I would look at the problem this way. Let's say that there is some handicap that would produce an even score in a serious match between Komodo and Magnus Carlsen. I would estimate that this handicap would be in the 1 to 1.5 pawn range based on Komodo's eval after a long think. Let's say 1.25. Now both Komodo and Carlsen make errors of some average magnitude. We'll call Carlsen's error rate C, and Komodo's K. I think it's pretty obvious that K is much less than C, let's say K = .4xC. If a future engine drops the error rate to zero, then C - K increaases to 5/3 of it's former value, so the proper handicap should also increase in that ratio. That would put it at 208, a bit over two pawns but way below the roughly 3.5 value of knight odds. Of course there is a lot of uncertainty in the above, but I don't think the estimate would be way off. In order for the estimate to reach knight odds, the K/C ratio would have to be about 64%, which does not seem plausible to me. Probably this ratio can be estimated more precisely by comparing the error rates of Komodo with some engine about the level of Carlsen (maybe the pocket Hiarcs version that earned a 2900+ performance in 2009) as measured by the moves chosen by a "referee" such as Stockfish with 100s as much time. But that's a big project.
Komodo rules!
-
- Posts: 5569
- Joined: Tue Feb 28, 2012 11:56 pm
Re: Something Hikaru Said
I don't think "fastest mate" is very important to playing chess. So I would define "perfect chess" simply as playing moves that preserve the theoretical outcome of the position.Uri Blass wrote:You do not need to play zero mistakes to win against the computer with knight odds.
zero mistakes means that you always choose the fastest mate but you do not need to choose the fastest mate in every move in order to win.
There are humans who know how to win KR v K but do not do it in the fastest way.
They will be able to beat chess engines always from KR vs K inspite of not playing perfect chess.
With this definition, playing KRK perfectly is trivial and within the reach of any chess player.
Playing knight odds perfectly is far more difficult, but might well be within the reach of top GMs.
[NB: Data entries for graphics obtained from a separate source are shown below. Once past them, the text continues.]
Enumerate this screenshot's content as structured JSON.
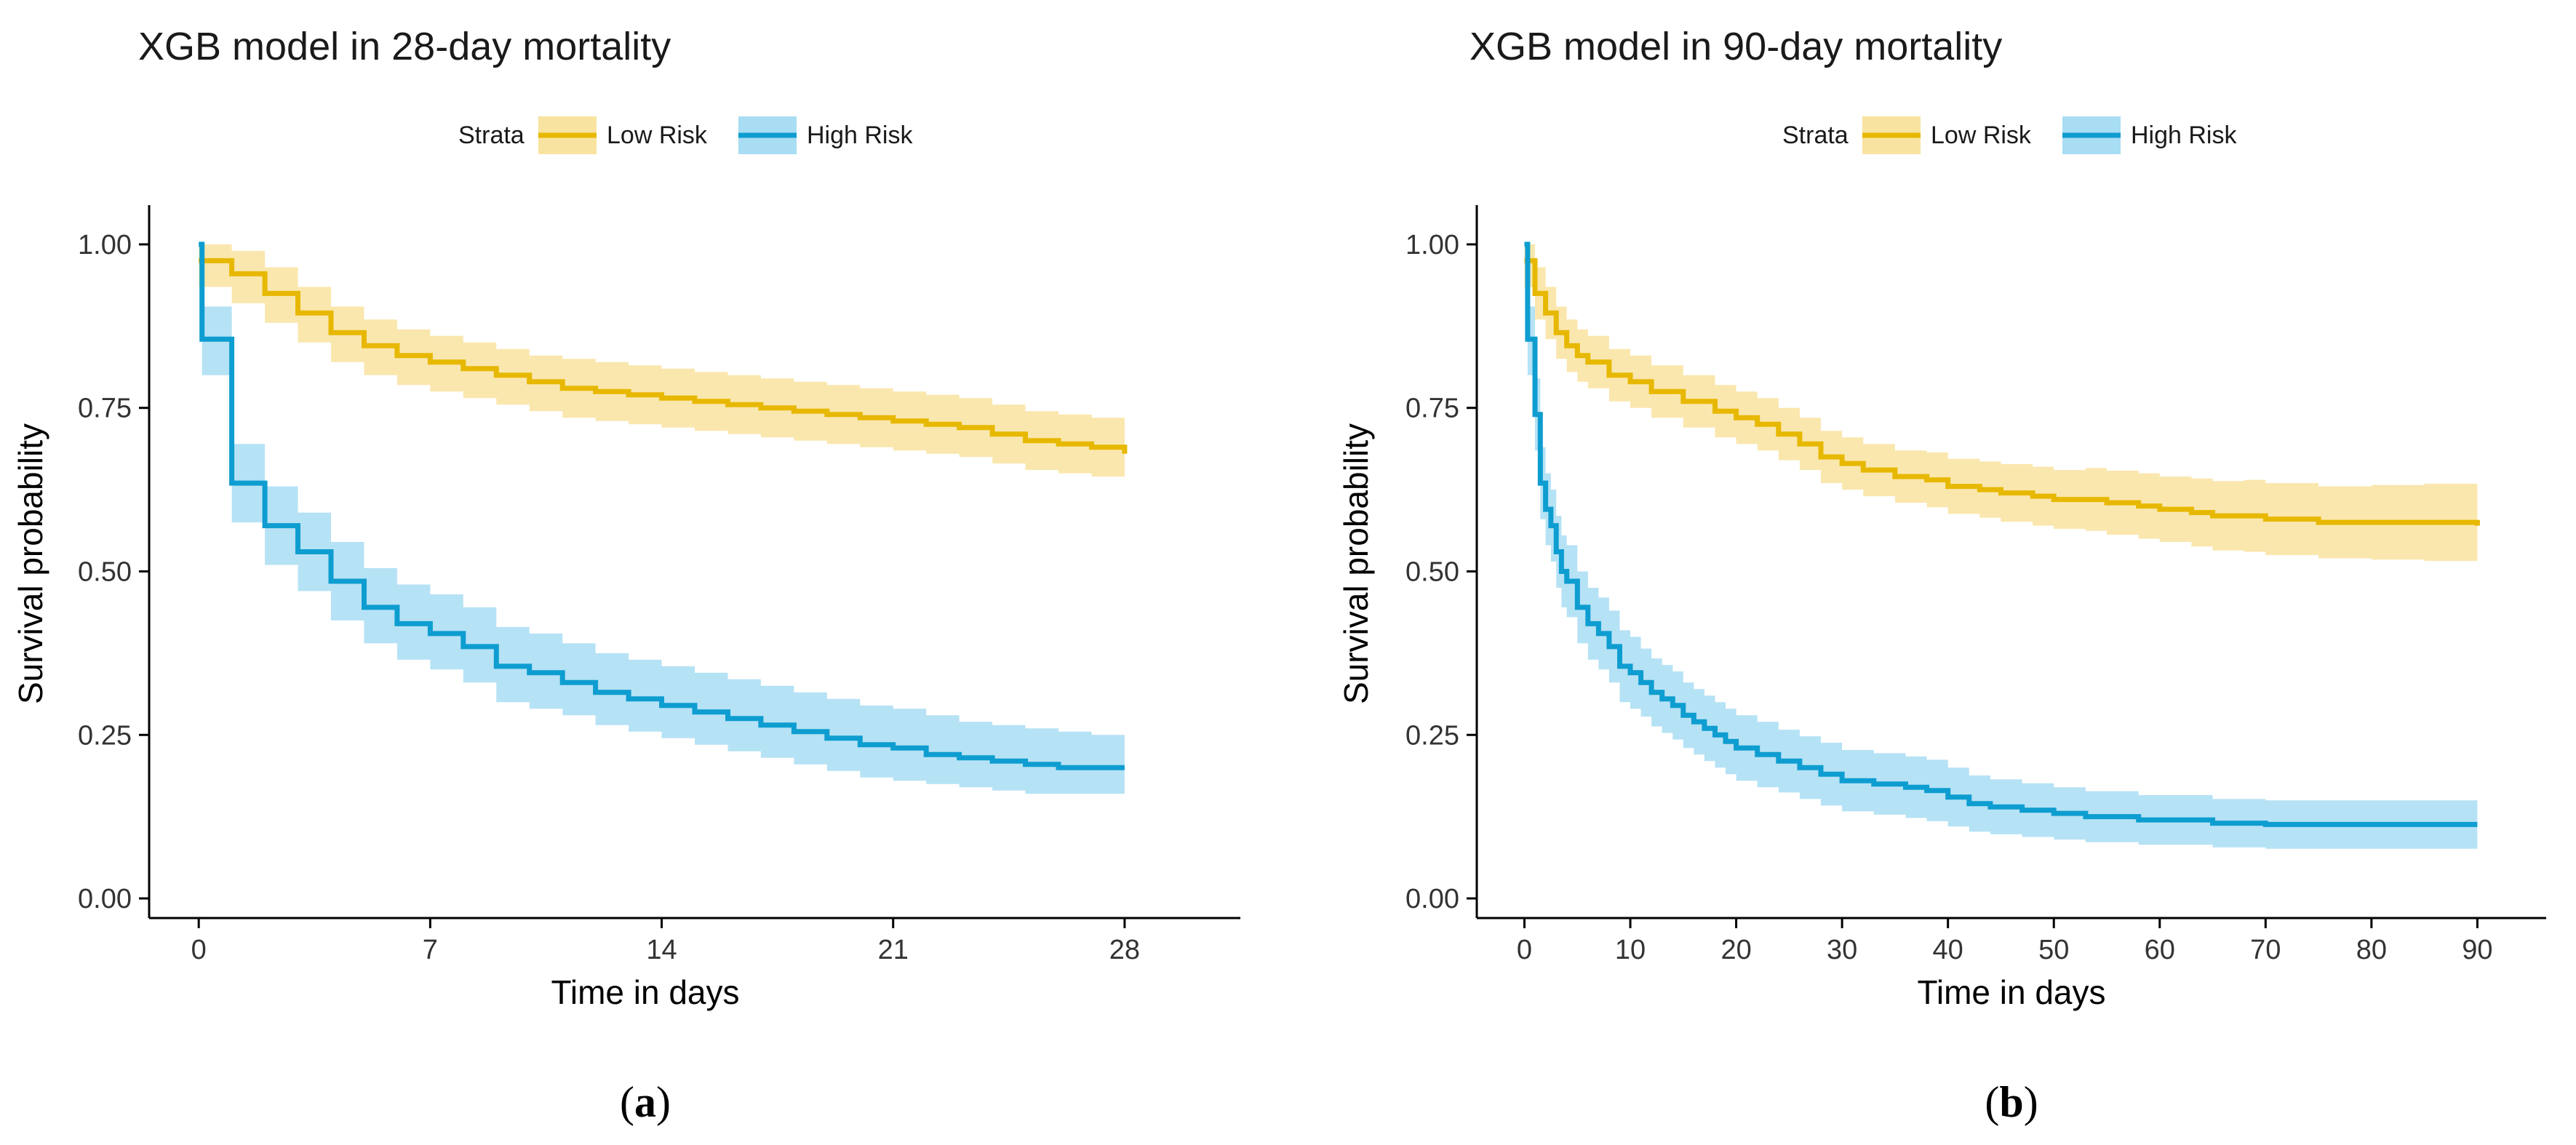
{
  "colors": {
    "low_line": "#E7B800",
    "low_band": "#F9E3A0",
    "high_line": "#0E9DD0",
    "high_band": "#A9DDF3",
    "axis": "#000000"
  },
  "chart_data": [
    {
      "type": "line",
      "panel": "(a)",
      "panel_open": "(",
      "panel_letter": "a",
      "panel_close": ")",
      "title": "XGB model in 28-day mortality",
      "xlabel": "Time in days",
      "ylabel": "Survival probability",
      "legend_title": "Strata",
      "legend_position": "top",
      "xlim": [
        -1.5,
        31.5
      ],
      "ylim": [
        -0.03,
        1.06
      ],
      "xticks": [
        0,
        7,
        14,
        21,
        28
      ],
      "xtick_labels": [
        "0",
        "7",
        "14",
        "21",
        "28"
      ],
      "yticks": [
        0,
        0.25,
        0.5,
        0.75,
        1.0
      ],
      "ytick_labels": [
        "0.00",
        "0.25",
        "0.50",
        "0.75",
        "1.00"
      ],
      "grid": false,
      "series": [
        {
          "name": "Low Risk",
          "key": "low",
          "x": [
            0,
            1,
            2,
            3,
            4,
            5,
            6,
            7,
            8,
            9,
            10,
            11,
            12,
            13,
            14,
            15,
            16,
            17,
            18,
            19,
            20,
            21,
            22,
            23,
            24,
            25,
            26,
            27,
            28
          ],
          "y": [
            0.975,
            0.955,
            0.925,
            0.895,
            0.865,
            0.845,
            0.83,
            0.82,
            0.81,
            0.8,
            0.79,
            0.78,
            0.775,
            0.77,
            0.765,
            0.76,
            0.755,
            0.75,
            0.745,
            0.74,
            0.735,
            0.73,
            0.725,
            0.72,
            0.71,
            0.7,
            0.695,
            0.69,
            0.68
          ],
          "lower": [
            0.935,
            0.91,
            0.88,
            0.85,
            0.82,
            0.8,
            0.785,
            0.775,
            0.765,
            0.755,
            0.745,
            0.735,
            0.73,
            0.725,
            0.72,
            0.715,
            0.71,
            0.705,
            0.7,
            0.695,
            0.69,
            0.685,
            0.68,
            0.675,
            0.665,
            0.655,
            0.65,
            0.645,
            0.635
          ],
          "upper": [
            1.0,
            0.99,
            0.965,
            0.935,
            0.905,
            0.885,
            0.87,
            0.86,
            0.85,
            0.84,
            0.83,
            0.825,
            0.82,
            0.815,
            0.81,
            0.805,
            0.8,
            0.795,
            0.79,
            0.785,
            0.78,
            0.775,
            0.77,
            0.765,
            0.755,
            0.745,
            0.74,
            0.735,
            0.725
          ]
        },
        {
          "name": "High Risk",
          "key": "high",
          "x": [
            0,
            0.1,
            1,
            2,
            3,
            4,
            5,
            6,
            7,
            8,
            9,
            10,
            11,
            12,
            13,
            14,
            15,
            16,
            17,
            18,
            19,
            20,
            21,
            22,
            23,
            24,
            25,
            26,
            27,
            28
          ],
          "y": [
            1.0,
            0.855,
            0.635,
            0.57,
            0.53,
            0.485,
            0.445,
            0.42,
            0.405,
            0.385,
            0.355,
            0.345,
            0.33,
            0.315,
            0.305,
            0.295,
            0.285,
            0.275,
            0.265,
            0.255,
            0.245,
            0.235,
            0.23,
            0.22,
            0.215,
            0.21,
            0.205,
            0.2,
            0.2,
            0.2
          ],
          "lower": [
            1.0,
            0.8,
            0.575,
            0.51,
            0.47,
            0.425,
            0.39,
            0.365,
            0.35,
            0.33,
            0.3,
            0.29,
            0.28,
            0.265,
            0.255,
            0.245,
            0.235,
            0.225,
            0.215,
            0.205,
            0.195,
            0.185,
            0.18,
            0.175,
            0.17,
            0.165,
            0.16,
            0.16,
            0.16,
            0.16
          ],
          "upper": [
            1.0,
            0.905,
            0.695,
            0.63,
            0.59,
            0.545,
            0.505,
            0.48,
            0.465,
            0.445,
            0.415,
            0.405,
            0.39,
            0.375,
            0.365,
            0.355,
            0.345,
            0.335,
            0.325,
            0.315,
            0.305,
            0.295,
            0.29,
            0.28,
            0.27,
            0.265,
            0.26,
            0.255,
            0.25,
            0.25
          ]
        }
      ]
    },
    {
      "type": "line",
      "panel": "(b)",
      "panel_open": "(",
      "panel_letter": "b",
      "panel_close": ")",
      "title": "XGB model in 90-day mortality",
      "xlabel": "Time in days",
      "ylabel": "Survival probability",
      "legend_title": "Strata",
      "legend_position": "top",
      "xlim": [
        -4.5,
        96.5
      ],
      "ylim": [
        -0.03,
        1.06
      ],
      "xticks": [
        0,
        10,
        20,
        30,
        40,
        50,
        60,
        70,
        80,
        90
      ],
      "xtick_labels": [
        "0",
        "10",
        "20",
        "30",
        "40",
        "50",
        "60",
        "70",
        "80",
        "90"
      ],
      "yticks": [
        0,
        0.25,
        0.5,
        0.75,
        1.0
      ],
      "ytick_labels": [
        "0.00",
        "0.25",
        "0.50",
        "0.75",
        "1.00"
      ],
      "grid": false,
      "series": [
        {
          "name": "Low Risk",
          "key": "low",
          "x": [
            0,
            1,
            2,
            3,
            4,
            5,
            6,
            8,
            10,
            12,
            15,
            18,
            20,
            22,
            24,
            26,
            28,
            30,
            32,
            35,
            38,
            40,
            43,
            45,
            48,
            50,
            53,
            55,
            58,
            60,
            63,
            65,
            68,
            70,
            75,
            80,
            85,
            90
          ],
          "y": [
            0.975,
            0.925,
            0.895,
            0.865,
            0.845,
            0.83,
            0.82,
            0.8,
            0.79,
            0.775,
            0.76,
            0.745,
            0.735,
            0.725,
            0.71,
            0.695,
            0.675,
            0.665,
            0.655,
            0.645,
            0.64,
            0.63,
            0.625,
            0.62,
            0.615,
            0.61,
            0.61,
            0.605,
            0.6,
            0.595,
            0.59,
            0.585,
            0.585,
            0.58,
            0.575,
            0.575,
            0.575,
            0.57
          ],
          "lower": [
            0.935,
            0.885,
            0.855,
            0.825,
            0.805,
            0.79,
            0.78,
            0.76,
            0.75,
            0.735,
            0.72,
            0.705,
            0.695,
            0.685,
            0.67,
            0.655,
            0.635,
            0.625,
            0.615,
            0.605,
            0.598,
            0.588,
            0.582,
            0.576,
            0.57,
            0.565,
            0.562,
            0.556,
            0.55,
            0.545,
            0.538,
            0.532,
            0.53,
            0.525,
            0.52,
            0.518,
            0.516,
            0.512
          ],
          "upper": [
            1.0,
            0.965,
            0.935,
            0.905,
            0.885,
            0.87,
            0.86,
            0.84,
            0.83,
            0.815,
            0.8,
            0.785,
            0.775,
            0.765,
            0.75,
            0.735,
            0.715,
            0.705,
            0.695,
            0.685,
            0.682,
            0.672,
            0.668,
            0.664,
            0.66,
            0.655,
            0.658,
            0.654,
            0.65,
            0.645,
            0.642,
            0.638,
            0.64,
            0.635,
            0.63,
            0.632,
            0.634,
            0.632
          ]
        },
        {
          "name": "High Risk",
          "key": "high",
          "x": [
            0,
            0.3,
            1,
            1.5,
            2,
            2.5,
            3,
            3.5,
            4,
            5,
            6,
            7,
            8,
            9,
            10,
            11,
            12,
            13,
            14,
            15,
            16,
            17,
            18,
            19,
            20,
            22,
            24,
            26,
            28,
            30,
            33,
            36,
            38,
            40,
            42,
            44,
            47,
            50,
            53,
            55,
            58,
            60,
            63,
            65,
            67,
            70,
            75,
            80,
            85,
            90
          ],
          "y": [
            1.0,
            0.855,
            0.74,
            0.635,
            0.595,
            0.57,
            0.53,
            0.5,
            0.485,
            0.445,
            0.42,
            0.405,
            0.385,
            0.355,
            0.345,
            0.33,
            0.315,
            0.305,
            0.295,
            0.28,
            0.27,
            0.26,
            0.25,
            0.24,
            0.23,
            0.22,
            0.21,
            0.2,
            0.19,
            0.18,
            0.175,
            0.17,
            0.165,
            0.155,
            0.145,
            0.14,
            0.135,
            0.13,
            0.125,
            0.125,
            0.12,
            0.12,
            0.12,
            0.115,
            0.115,
            0.113,
            0.113,
            0.113,
            0.113,
            0.113
          ],
          "lower": [
            1.0,
            0.8,
            0.685,
            0.58,
            0.54,
            0.515,
            0.475,
            0.445,
            0.43,
            0.39,
            0.365,
            0.35,
            0.33,
            0.3,
            0.29,
            0.278,
            0.263,
            0.253,
            0.243,
            0.23,
            0.22,
            0.21,
            0.2,
            0.19,
            0.18,
            0.17,
            0.162,
            0.152,
            0.142,
            0.133,
            0.128,
            0.123,
            0.118,
            0.11,
            0.102,
            0.098,
            0.094,
            0.09,
            0.086,
            0.086,
            0.082,
            0.082,
            0.082,
            0.078,
            0.078,
            0.076,
            0.076,
            0.076,
            0.076,
            0.076
          ],
          "upper": [
            1.0,
            0.905,
            0.795,
            0.69,
            0.65,
            0.625,
            0.585,
            0.555,
            0.54,
            0.5,
            0.475,
            0.46,
            0.44,
            0.41,
            0.4,
            0.382,
            0.367,
            0.357,
            0.347,
            0.33,
            0.32,
            0.31,
            0.3,
            0.29,
            0.28,
            0.27,
            0.258,
            0.248,
            0.238,
            0.227,
            0.222,
            0.217,
            0.212,
            0.2,
            0.188,
            0.182,
            0.176,
            0.17,
            0.164,
            0.164,
            0.158,
            0.158,
            0.158,
            0.152,
            0.152,
            0.15,
            0.15,
            0.15,
            0.15,
            0.15
          ]
        }
      ]
    }
  ]
}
Obviously any human will make some errors in the long run, but in a serious match a top GM seems rather likely to come out on top when given knight odds.
Playing the opening position perfectly with any consistency is much and much harder.
-
- Posts: 10374
- Joined: Thu Mar 09, 2006 12:37 am
- Location: Tel-Aviv Israel
Re: Something Hikaru Said
It may be possible that the GM extremely does not feel well during the game so in a single game everything is possible but I believe that no computer will get even a fide rating of 2400 in the future against humans if fide allow computers to play without knight b1 for rating(time control should be at least 90+30).Laskos wrote:Yes, I am talking here always only about 2 hour normal time control.Dirt wrote:It probably depends on the time control. At a one minute game even Hikaru would probably lose today. At game in two hours plus increment it will probably never happen.Laskos wrote:Actually Naka seems right to me for GMs above ELO 2700, at least against simple 32 men tablebases and aside occasional obvious large blunders by GM.
I am not sure even if 2200 is possible.